As can be shown from Tables 211, the blood structure classification system does not achieve best performance on existing feature extraction methods (under the absence of the proposed method). This is because the proposed method begins by selecting an equivalence obtaining the single utmost I variable and then puts in effort which are required to increase more Is individually by providing the conditions are adequate. The addition and selection depend on partial F-test values to find which variable would be inserted. Then, the comparison is made between uppermost partial F value and the default F-to-enter value. After this procedure, the forward addition or backward removing starts. In this procedure, the partial test values for the entire interpreters (which are already presented in the line) are computed. Then, the lowermost partial test value such as FL, is equated with default consequence levels such as F0, (i.e., if F0>FL, the variable ZL is removed, and the F test is started again; otherwise, the regression equation is adopted).

5.3. Third Experiment

In this experiment, we made a comprehensive comparison between the developed technique and state-of-the-art works against recognition rates. Some of the methods are implemented by us under the exact setting as described in their respective articles; while, for some methods, we borrowed their simulation. The comparison results are presented in Table 12.

As clarified in Table 12, the designed system (under the presence of the proposed feature extraction method) outperformed more than the existing works. This is because the proposed feature extraction method emphasizes on choosing local features from blood structure images and discerning their class based on reversion (regression) values such as partial F test.

6. Conclusions

There is a rapid growth of technology in every field of life, and its use in the medical field is no exception. In the medical field, blood is a vital body fluid and can be instrumental in identifying various pathological conditions. Nowadays, a lot of people are suffering from COVID-19 and every country has its own limited testing capacity.

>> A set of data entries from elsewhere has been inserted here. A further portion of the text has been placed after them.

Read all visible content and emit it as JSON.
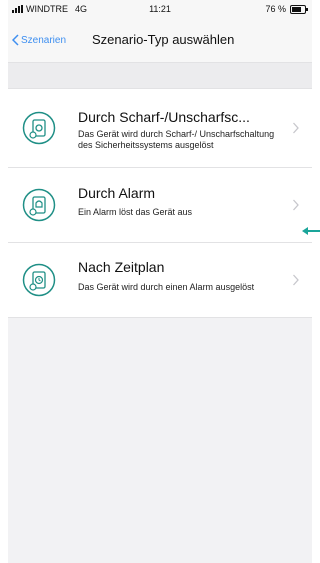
{
  "statusbar": {
    "carrier": "WINDTRE",
    "network": "4G",
    "time": "11:21",
    "battery": "76 %"
  },
  "nav": {
    "back_label": "Szenarien",
    "title": "Szenario-Typ auswählen"
  },
  "options": [
    {
      "title": "Durch Scharf-/Unscharfsc...",
      "desc": "Das Gerät wird durch Scharf-/ Unscharfschaltung des Sicherheitssystems ausgelöst",
      "icon": "arm-device-icon"
    },
    {
      "title": "Durch Alarm",
      "desc": "Ein Alarm löst das Gerät aus",
      "icon": "alarm-device-icon"
    },
    {
      "title": "Nach Zeitplan",
      "desc": "Das Gerät wird durch einen Alarm ausgelöst",
      "icon": "schedule-device-icon"
    }
  ],
  "colors": {
    "accent": "#3e8ff0",
    "icon_teal": "#1f8f86",
    "pointer": "#1aa59a"
  }
}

Artificial intelligence- (AI-) based methods might be utmost obliging in offering information about those patients who previously were identified or suspicious of being infected. Remotely, the intensive care of such patients along with medical-grade sensors and gathering data on video-based cameras might enhance the medical conclusions for providers, and the procedure may also aid them to learn more about the illness Thus, they might treat it well. Accordingly, in this work, we built a system that automatically identified the patients’ diseases with their blood structure images. In this work, we developed the procedure of nonlinear feature extraction technique named stepwise linear discriminant analysis, which extracts and selects the local features from the blood structure images and discriminates them based on regression values. The extraction and selection are based on partial F test values in order to determine which variable would be entered. Moreover, in the proposed methods, we utilized the advantages of forward and backward algorithms that extract the relevant feature and remove the irrelevant features, respectively, from the feature space. After this, support vector machine has been utilized in order to classify the blood samples. The proposed system might help doctors to remotely check the patients’ condition without suspecting them, relying on the doctors’ ability to easily provide some basic recommendations for better improvement.

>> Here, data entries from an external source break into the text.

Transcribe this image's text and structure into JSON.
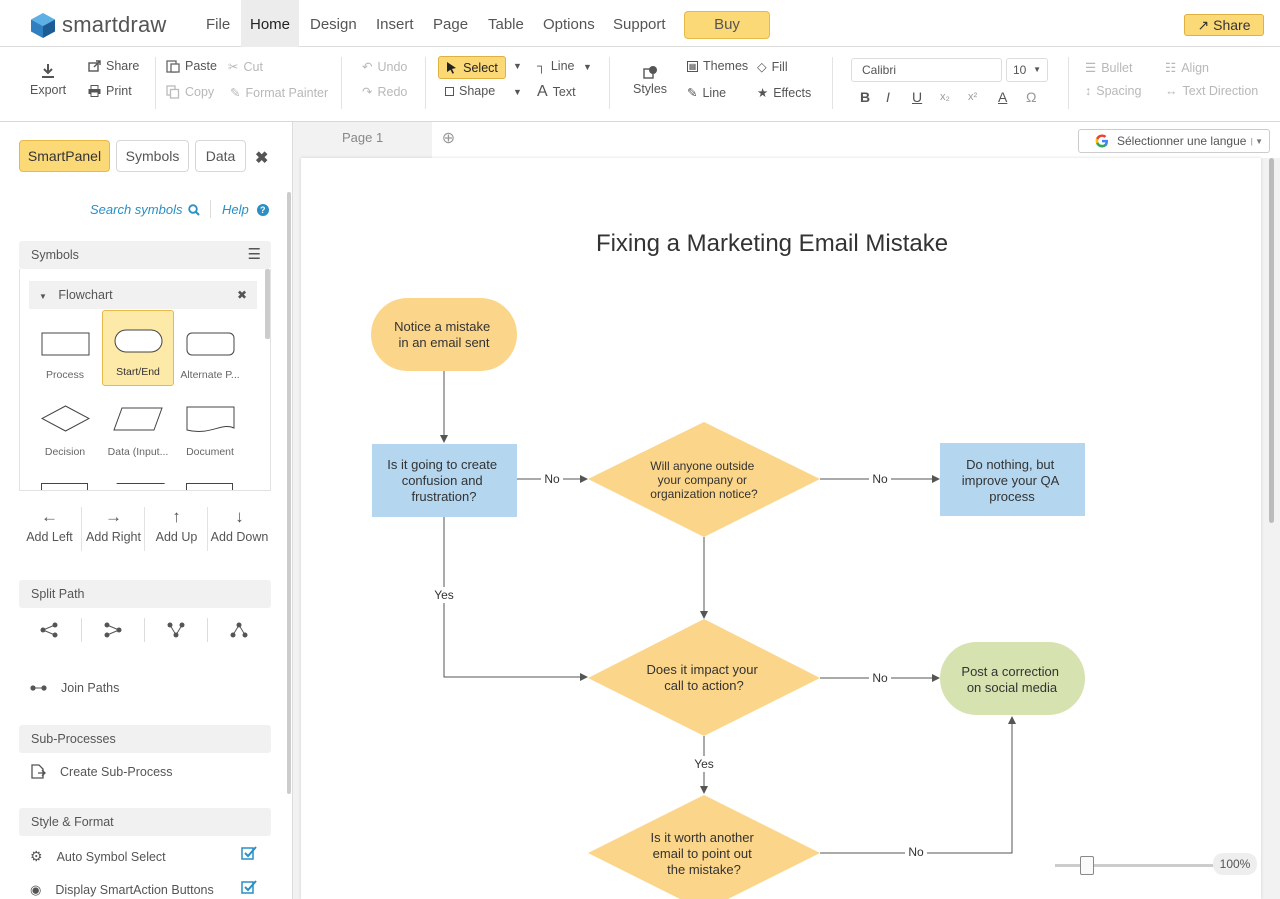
{
  "app": {
    "logo_text": "smartdraw"
  },
  "menu": {
    "items": [
      "File",
      "Home",
      "Design",
      "Insert",
      "Page",
      "Table",
      "Options",
      "Support"
    ],
    "active": "Home",
    "buy_label": "Buy",
    "share_label": "Share"
  },
  "ribbon": {
    "export": "Export",
    "share": "Share",
    "print": "Print",
    "paste": "Paste",
    "cut": "Cut",
    "copy": "Copy",
    "format_painter": "Format Painter",
    "undo": "Undo",
    "redo": "Redo",
    "select": "Select",
    "shape": "Shape",
    "line": "Line",
    "text": "Text",
    "styles": "Styles",
    "themes": "Themes",
    "fill": "Fill",
    "line2": "Line",
    "effects": "Effects",
    "font_name": "Calibri",
    "font_size": "10",
    "bullet": "Bullet",
    "align": "Align",
    "spacing": "Spacing",
    "text_direction": "Text Direction"
  },
  "panel": {
    "tabs": [
      "SmartPanel",
      "Symbols",
      "Data"
    ],
    "active_tab": "SmartPanel",
    "search_symbols": "Search symbols",
    "help": "Help",
    "symbols_header": "Symbols",
    "library": "Flowchart",
    "symbols": [
      "Process",
      "Start/End",
      "Alternate P...",
      "Decision",
      "Data (Input...",
      "Document"
    ],
    "selected_symbol": "Start/End",
    "add": [
      "Add Left",
      "Add Right",
      "Add Up",
      "Add Down"
    ],
    "split_path": "Split Path",
    "join_paths": "Join Paths",
    "sub_processes": "Sub-Processes",
    "create_sub_process": "Create Sub-Process",
    "style_format": "Style & Format",
    "auto_symbol_select": "Auto Symbol Select",
    "auto_symbol_select_checked": true,
    "display_smartaction": "Display SmartAction Buttons",
    "display_smartaction_checked": true
  },
  "canvas": {
    "page_tab": "Page 1",
    "language": "Sélectionner une langue",
    "zoom": "100%",
    "zoom_level": 0.2
  },
  "diagram": {
    "title": "Fixing a Marketing Email Mistake",
    "colors": {
      "orange": "#fbd589",
      "blue": "#b4d6ef",
      "green": "#d6e2b0",
      "line": "#555555"
    },
    "nodes": {
      "start": [
        "Notice a mistake",
        "in an email sent"
      ],
      "q1": [
        "Is it going to create",
        "confusion and",
        "frustration?"
      ],
      "q2": [
        "Will anyone outside",
        "your company or",
        "organization notice?"
      ],
      "nothing": [
        "Do nothing, but",
        "improve your QA",
        "process"
      ],
      "q3": [
        "Does it impact your",
        "call to action?"
      ],
      "post": [
        "Post a correction",
        "on social media"
      ],
      "q4": [
        "Is it worth another",
        "email to point out",
        "the mistake?"
      ]
    },
    "labels": {
      "no": "No",
      "yes": "Yes"
    }
  }
}
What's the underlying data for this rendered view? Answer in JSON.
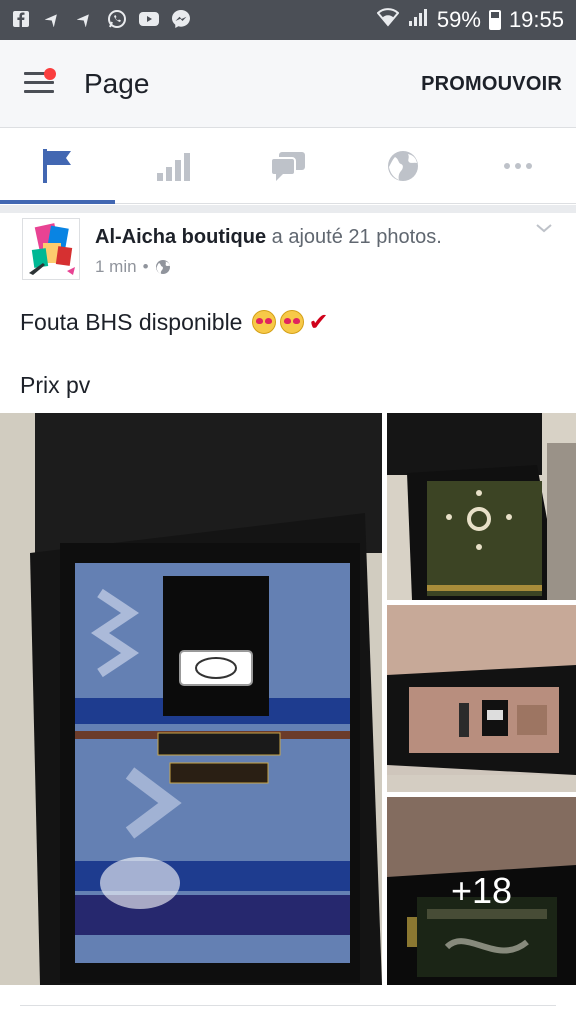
{
  "status_bar": {
    "left_icons": [
      "facebook-icon",
      "navigation-icon",
      "navigation-icon",
      "whatsapp-icon",
      "youtube-icon",
      "messenger-icon"
    ],
    "battery_percent": "59%",
    "time": "19:55"
  },
  "app_bar": {
    "title": "Page",
    "promote_label": "PROMOUVOIR"
  },
  "tabs": [
    {
      "icon": "flag-icon",
      "active": true
    },
    {
      "icon": "bar-chart-icon",
      "active": false
    },
    {
      "icon": "chat-bubbles-icon",
      "active": false
    },
    {
      "icon": "globe-icon",
      "active": false
    },
    {
      "icon": "more-icon",
      "active": false
    }
  ],
  "post": {
    "author": "Al-Aicha boutique",
    "action": "a ajouté 21 photos.",
    "time": "1 min",
    "privacy_icon": "globe-icon",
    "text_line1": "Fouta BHS disponible",
    "text_line2": "Prix pv",
    "more_photos_label": "+18"
  },
  "colors": {
    "status_bar": "#4b4f56",
    "app_bar": "#f6f7f9",
    "accent": "#4267b2",
    "inactive_icon": "#bec2c9"
  }
}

Most of the existing blood structure classification systems were implemented in a controlled environment (in labs) that is not realistic. Therefore, in the future, we will implement the proposed system along with the proposed feature extraction method in healthcare in order to facilitate medical experts or physicians.

Data Availability

The data used to support the findings of this study are available from the corresponding author upon request.

Conflicts of Interest

The author declares there are no conflicts of interest.

Acknowledgments

The author extends his appreciation to the Deanship of Scientific Research at Jouf University for funding this work through research Grant no. DSR2020–04–2613.